INVITRO CoLab

2A modernidade tecnológica impôs aos regimes de experiência e às modalizações da subjectividade uma indissociável articulação e relação com a tecnologia. O mundo tecnológico enquadra necessariamente o futuro, mas determina também um presente no qual a identidade, subjectividade e política encontram difíceis definições face aos desafios de um mundo globalizado, informatizado, ecologicamente perigado e politicamente questionado nas suas bases. Que respostas e que soluções para uma Europa?
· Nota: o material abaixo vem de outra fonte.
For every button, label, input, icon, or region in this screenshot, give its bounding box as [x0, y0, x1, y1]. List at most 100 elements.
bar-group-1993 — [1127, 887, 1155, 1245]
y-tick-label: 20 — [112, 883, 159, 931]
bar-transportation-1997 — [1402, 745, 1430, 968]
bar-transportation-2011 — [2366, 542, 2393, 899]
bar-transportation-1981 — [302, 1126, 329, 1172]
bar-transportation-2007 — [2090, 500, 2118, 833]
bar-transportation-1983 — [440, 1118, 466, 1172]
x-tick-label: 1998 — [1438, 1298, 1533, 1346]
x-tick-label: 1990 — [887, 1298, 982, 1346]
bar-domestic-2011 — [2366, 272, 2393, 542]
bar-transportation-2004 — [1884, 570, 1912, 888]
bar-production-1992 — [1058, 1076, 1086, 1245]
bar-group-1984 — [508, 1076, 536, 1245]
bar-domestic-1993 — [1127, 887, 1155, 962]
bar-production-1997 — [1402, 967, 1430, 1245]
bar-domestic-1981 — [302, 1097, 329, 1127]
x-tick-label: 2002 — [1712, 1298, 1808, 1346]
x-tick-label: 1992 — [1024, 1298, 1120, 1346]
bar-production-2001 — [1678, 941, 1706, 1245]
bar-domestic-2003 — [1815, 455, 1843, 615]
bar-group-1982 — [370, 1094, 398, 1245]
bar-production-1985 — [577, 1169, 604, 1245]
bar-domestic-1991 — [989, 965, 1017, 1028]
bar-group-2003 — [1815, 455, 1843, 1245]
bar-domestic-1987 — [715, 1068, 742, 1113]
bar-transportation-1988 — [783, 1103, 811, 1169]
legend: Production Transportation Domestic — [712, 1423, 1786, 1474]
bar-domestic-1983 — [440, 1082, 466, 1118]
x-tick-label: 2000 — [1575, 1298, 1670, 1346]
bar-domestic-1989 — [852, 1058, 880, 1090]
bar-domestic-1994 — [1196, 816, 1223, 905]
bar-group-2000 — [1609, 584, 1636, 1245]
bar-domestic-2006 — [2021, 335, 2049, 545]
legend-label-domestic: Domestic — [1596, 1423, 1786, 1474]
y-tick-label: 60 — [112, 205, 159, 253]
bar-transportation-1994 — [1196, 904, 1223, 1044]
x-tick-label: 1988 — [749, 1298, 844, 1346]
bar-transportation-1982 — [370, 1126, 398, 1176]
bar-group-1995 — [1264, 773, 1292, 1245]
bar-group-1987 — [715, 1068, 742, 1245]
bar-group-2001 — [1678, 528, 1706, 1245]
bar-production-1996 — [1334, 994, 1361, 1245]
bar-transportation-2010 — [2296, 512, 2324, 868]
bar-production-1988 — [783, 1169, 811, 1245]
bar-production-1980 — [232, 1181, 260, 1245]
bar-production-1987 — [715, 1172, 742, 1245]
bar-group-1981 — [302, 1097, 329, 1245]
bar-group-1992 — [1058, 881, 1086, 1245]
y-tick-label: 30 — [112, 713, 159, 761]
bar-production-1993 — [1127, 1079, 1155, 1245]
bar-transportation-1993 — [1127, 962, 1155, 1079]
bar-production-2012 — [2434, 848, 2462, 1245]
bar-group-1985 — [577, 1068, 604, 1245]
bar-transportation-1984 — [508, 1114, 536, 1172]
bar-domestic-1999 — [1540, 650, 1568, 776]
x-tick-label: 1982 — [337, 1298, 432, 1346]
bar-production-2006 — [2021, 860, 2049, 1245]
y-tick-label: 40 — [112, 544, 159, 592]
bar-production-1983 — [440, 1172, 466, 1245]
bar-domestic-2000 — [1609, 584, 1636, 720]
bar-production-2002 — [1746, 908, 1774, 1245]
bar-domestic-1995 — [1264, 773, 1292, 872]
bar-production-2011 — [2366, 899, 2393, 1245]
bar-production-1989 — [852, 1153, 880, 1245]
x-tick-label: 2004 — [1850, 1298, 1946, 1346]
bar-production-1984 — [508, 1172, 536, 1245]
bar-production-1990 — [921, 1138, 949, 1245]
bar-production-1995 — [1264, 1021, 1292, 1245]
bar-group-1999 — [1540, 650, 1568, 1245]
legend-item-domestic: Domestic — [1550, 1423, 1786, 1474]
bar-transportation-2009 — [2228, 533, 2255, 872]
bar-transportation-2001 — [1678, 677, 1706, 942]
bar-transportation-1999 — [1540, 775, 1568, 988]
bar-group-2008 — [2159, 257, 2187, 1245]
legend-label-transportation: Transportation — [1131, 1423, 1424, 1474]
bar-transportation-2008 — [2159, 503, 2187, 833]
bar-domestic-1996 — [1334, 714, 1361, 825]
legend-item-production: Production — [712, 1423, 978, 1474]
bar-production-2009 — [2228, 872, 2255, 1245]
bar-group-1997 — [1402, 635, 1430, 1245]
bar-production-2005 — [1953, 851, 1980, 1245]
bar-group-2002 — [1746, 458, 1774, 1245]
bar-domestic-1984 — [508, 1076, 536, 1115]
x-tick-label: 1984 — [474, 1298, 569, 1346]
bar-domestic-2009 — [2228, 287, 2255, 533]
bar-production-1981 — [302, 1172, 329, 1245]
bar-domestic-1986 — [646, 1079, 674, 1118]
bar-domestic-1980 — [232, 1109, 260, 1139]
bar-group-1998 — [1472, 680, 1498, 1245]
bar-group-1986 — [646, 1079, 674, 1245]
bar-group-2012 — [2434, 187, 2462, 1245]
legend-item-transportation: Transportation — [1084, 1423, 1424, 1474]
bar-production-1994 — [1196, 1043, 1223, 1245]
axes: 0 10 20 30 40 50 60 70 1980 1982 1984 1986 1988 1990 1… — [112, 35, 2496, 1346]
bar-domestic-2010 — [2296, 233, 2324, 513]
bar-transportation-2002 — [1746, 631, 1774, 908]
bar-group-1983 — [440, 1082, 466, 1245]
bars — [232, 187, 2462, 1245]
Onde as formular e como as articular com o quotidiano e nisso, com uma política da sua identidade?

A proposta que trazemos visa activar centros de produção de pensamento e criação, artística e tecnológica considerando-os pelo factor de confluência face aos problemas detectados:

– experiência, identidade e política num presente tecnologizado, modelando princípios identitários a partir da

  1. Performatividade dos corpos por via da temporalidade, funcionalidade e protocolos tecnológicos bem como das relações ( comunicação) tecnológica e virtualmente mediadas; Que identidade ( género, idade, mobilidade, velocidade) performamos?
  2. O território, fronteiras e habitabilidade do espaço: geografia e cartografia num mundo digital: que território habitamos?
  3. O que somos juntos ( articulação política, viver junto), em relação, no pós-revolução digital?

Respondendo a estas questões propomos a activação de uma rede de trabalho, programação e edição, incluindo agentes culturais, artistas, pensadores, técnicos e informáticos, programadores e críticos num programa visando a produção de pensamento e a criação artística no ensaio de um modelo colaborativo e nómada, logrando ao longo do desenrolar do projecto, da participação de cada parceiro, no seu território, fora do seu território, no território virtual e nisso, como resultado num mapa conjunto feito da cartografia cultural das relações que constituem o Presente.